Defender a Amazônia passa por enfrentar a violência contra mulheres
O nexo entre justiça climática e violência contra mulheres não é (ainda!) um assunto central nas pautas ambientais ou nas atuações em prol da garantia de direitos fundamentais das mulheres no Brasil. Há, contudo, conexões profundas entre meio ambiente, recursos naturais, eventos climáticos, proteção à Amazônia e equidade de gênero que serão debatidos na mesa "Gênero, Clima e Segurança", mediada pelo Instituto Avon na 17ª edição do Encontro Anual do Fórum Brasileiro de Segurança Pública, em Belém (PA).
As crises climáticas, oriundas da destruição de ecossistemas e recursos naturais, são multiplicadoras de riscos e ameaças não somente ambientais, mas a todo tecido social, econômico, cultural e político, afetando desproporcionalmente a população feminina, em especial aquelas em situações de vulnerabilidade e marginalização, como mulheres indígenas, pobres ou de comunidades tradicionais. Isso se dá por uma série de motivos relacionados às desigualdades sociais entre homens e mulheres.
A Organização das Nações Unidas (ONU) tem chamado a atenção, paulatinamente, para esse nexo entre justiça climática e igualdade de gênero. Em 2022, a relatora especial da ONU, Reem Alsalem, divulgou um relatório sobre violência contra mulheres e meninas, suas causas e consequências, e suas correlações com degradação ambiental e desastres climáticos.
Via de regra mulheres e meninas tendem a depender mais de recursos naturais e de serviços públicos sociais e de infraestrutura, ao mesmo tempo em que são menos representadas em espaços de poder e tomadas de decisões.
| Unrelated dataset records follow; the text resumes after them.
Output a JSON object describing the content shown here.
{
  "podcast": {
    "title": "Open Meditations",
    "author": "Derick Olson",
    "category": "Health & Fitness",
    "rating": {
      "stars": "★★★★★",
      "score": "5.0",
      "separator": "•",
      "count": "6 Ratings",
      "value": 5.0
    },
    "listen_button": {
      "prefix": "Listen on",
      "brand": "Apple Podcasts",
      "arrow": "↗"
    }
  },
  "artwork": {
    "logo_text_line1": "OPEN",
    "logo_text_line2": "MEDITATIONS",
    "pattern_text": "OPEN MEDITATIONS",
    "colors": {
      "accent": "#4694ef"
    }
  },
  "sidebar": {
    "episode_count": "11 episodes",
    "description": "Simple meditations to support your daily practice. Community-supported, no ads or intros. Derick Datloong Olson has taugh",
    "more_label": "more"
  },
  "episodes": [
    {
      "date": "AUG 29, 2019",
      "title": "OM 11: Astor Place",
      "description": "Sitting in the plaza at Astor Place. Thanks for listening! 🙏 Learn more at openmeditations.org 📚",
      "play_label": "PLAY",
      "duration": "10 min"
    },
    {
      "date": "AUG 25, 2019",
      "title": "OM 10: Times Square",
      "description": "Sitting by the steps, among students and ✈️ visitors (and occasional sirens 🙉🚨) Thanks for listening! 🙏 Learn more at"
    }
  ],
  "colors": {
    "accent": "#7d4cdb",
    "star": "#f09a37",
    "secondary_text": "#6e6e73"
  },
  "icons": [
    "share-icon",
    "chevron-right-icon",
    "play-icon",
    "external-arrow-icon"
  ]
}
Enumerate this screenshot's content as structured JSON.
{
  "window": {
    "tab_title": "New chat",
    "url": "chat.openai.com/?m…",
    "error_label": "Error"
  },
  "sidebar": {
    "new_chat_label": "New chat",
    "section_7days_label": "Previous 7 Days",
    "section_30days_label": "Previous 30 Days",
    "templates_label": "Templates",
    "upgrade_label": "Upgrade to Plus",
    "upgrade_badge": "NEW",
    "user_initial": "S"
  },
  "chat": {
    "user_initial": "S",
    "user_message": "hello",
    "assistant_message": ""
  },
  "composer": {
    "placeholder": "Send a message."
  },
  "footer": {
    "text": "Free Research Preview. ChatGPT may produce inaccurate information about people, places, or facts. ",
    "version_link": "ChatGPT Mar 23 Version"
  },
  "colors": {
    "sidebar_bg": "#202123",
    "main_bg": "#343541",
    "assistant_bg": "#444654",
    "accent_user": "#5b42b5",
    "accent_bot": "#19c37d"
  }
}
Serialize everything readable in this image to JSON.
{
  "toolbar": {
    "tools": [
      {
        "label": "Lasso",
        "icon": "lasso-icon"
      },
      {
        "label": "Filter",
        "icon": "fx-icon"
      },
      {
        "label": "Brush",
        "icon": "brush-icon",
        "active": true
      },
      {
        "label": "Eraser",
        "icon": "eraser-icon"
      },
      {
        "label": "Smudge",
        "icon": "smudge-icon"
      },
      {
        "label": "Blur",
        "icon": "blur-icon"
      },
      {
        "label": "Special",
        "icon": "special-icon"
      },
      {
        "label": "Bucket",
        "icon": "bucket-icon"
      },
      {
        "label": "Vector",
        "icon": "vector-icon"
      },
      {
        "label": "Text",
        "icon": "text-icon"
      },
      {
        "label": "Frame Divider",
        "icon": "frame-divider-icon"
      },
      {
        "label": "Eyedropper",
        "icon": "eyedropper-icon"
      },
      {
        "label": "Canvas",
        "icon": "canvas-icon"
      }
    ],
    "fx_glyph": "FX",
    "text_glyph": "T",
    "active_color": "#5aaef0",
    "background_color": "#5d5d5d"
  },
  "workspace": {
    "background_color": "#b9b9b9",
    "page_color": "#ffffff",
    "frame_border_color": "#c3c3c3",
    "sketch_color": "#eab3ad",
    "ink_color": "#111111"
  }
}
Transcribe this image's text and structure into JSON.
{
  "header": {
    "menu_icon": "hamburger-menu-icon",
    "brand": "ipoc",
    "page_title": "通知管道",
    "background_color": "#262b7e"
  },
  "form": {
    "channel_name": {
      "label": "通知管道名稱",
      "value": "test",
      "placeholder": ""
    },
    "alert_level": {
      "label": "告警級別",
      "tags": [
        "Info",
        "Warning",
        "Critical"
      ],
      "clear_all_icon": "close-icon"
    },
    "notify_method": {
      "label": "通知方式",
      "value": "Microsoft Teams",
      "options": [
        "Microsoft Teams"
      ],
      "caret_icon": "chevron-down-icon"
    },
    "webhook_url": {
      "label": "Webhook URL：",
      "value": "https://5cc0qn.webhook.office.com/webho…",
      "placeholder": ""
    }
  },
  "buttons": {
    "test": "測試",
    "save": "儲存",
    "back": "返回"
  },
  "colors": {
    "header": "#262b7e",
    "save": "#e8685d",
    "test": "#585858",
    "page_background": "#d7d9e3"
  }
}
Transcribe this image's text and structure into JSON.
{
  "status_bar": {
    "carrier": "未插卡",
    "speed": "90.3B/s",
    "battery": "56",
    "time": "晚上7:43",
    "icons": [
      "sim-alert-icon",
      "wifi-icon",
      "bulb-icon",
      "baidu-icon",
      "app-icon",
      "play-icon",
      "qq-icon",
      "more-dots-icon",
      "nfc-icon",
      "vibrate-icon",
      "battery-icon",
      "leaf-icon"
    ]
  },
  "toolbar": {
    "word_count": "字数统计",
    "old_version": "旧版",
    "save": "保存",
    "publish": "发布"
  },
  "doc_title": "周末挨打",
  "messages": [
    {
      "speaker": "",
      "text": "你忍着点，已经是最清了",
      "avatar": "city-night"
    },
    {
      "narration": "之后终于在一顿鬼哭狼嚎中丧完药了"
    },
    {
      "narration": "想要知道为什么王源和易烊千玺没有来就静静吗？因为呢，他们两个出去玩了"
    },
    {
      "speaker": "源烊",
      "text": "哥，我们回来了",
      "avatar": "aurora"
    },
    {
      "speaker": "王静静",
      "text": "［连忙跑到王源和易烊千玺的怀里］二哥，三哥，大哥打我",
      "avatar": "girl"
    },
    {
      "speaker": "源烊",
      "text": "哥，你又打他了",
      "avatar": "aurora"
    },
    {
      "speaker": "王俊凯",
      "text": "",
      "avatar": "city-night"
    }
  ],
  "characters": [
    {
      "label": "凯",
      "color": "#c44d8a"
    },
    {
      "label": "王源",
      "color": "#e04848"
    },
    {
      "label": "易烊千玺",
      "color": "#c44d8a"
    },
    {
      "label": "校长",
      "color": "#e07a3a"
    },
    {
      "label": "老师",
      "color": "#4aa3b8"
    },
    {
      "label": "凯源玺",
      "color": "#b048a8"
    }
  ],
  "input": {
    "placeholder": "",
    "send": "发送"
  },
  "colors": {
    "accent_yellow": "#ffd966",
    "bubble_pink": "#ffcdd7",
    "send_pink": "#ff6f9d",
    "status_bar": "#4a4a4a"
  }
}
Essa combinação cria o cenário para que elas sofram, proporcionalmente, de maneira mais acentuada os impactos de crises e catástrofes climáticas no acesso a alimentos, na disponibilidade de água potável e no acesso à saúde. O Painel Intergovernamental sobre Mudanças Climáticas (IPCC) de 2022 mencionou que as populações femininas têm 14 vezes mais chances de morrer em uma catástrofe climática do que a masculina.
Por serem socialmente responsáveis por uma série de cuidados com crianças, idosos, animais e ambientes domésticos, em momentos de crise e catástrofes climáticas mulheres e meninas costumam ficar ainda mais sobrecarregadas. Situações de estresse econômico relacionado à emergência climática tendem a expulsar comunidades de seus espaços e, na maioria das vezes, são as meninas e mulheres que, devido a deslocamentos e movimentos migratórios forçados, sofrem brutalmente com os impactos adversos do esgarçamento das relações e redes de apoio.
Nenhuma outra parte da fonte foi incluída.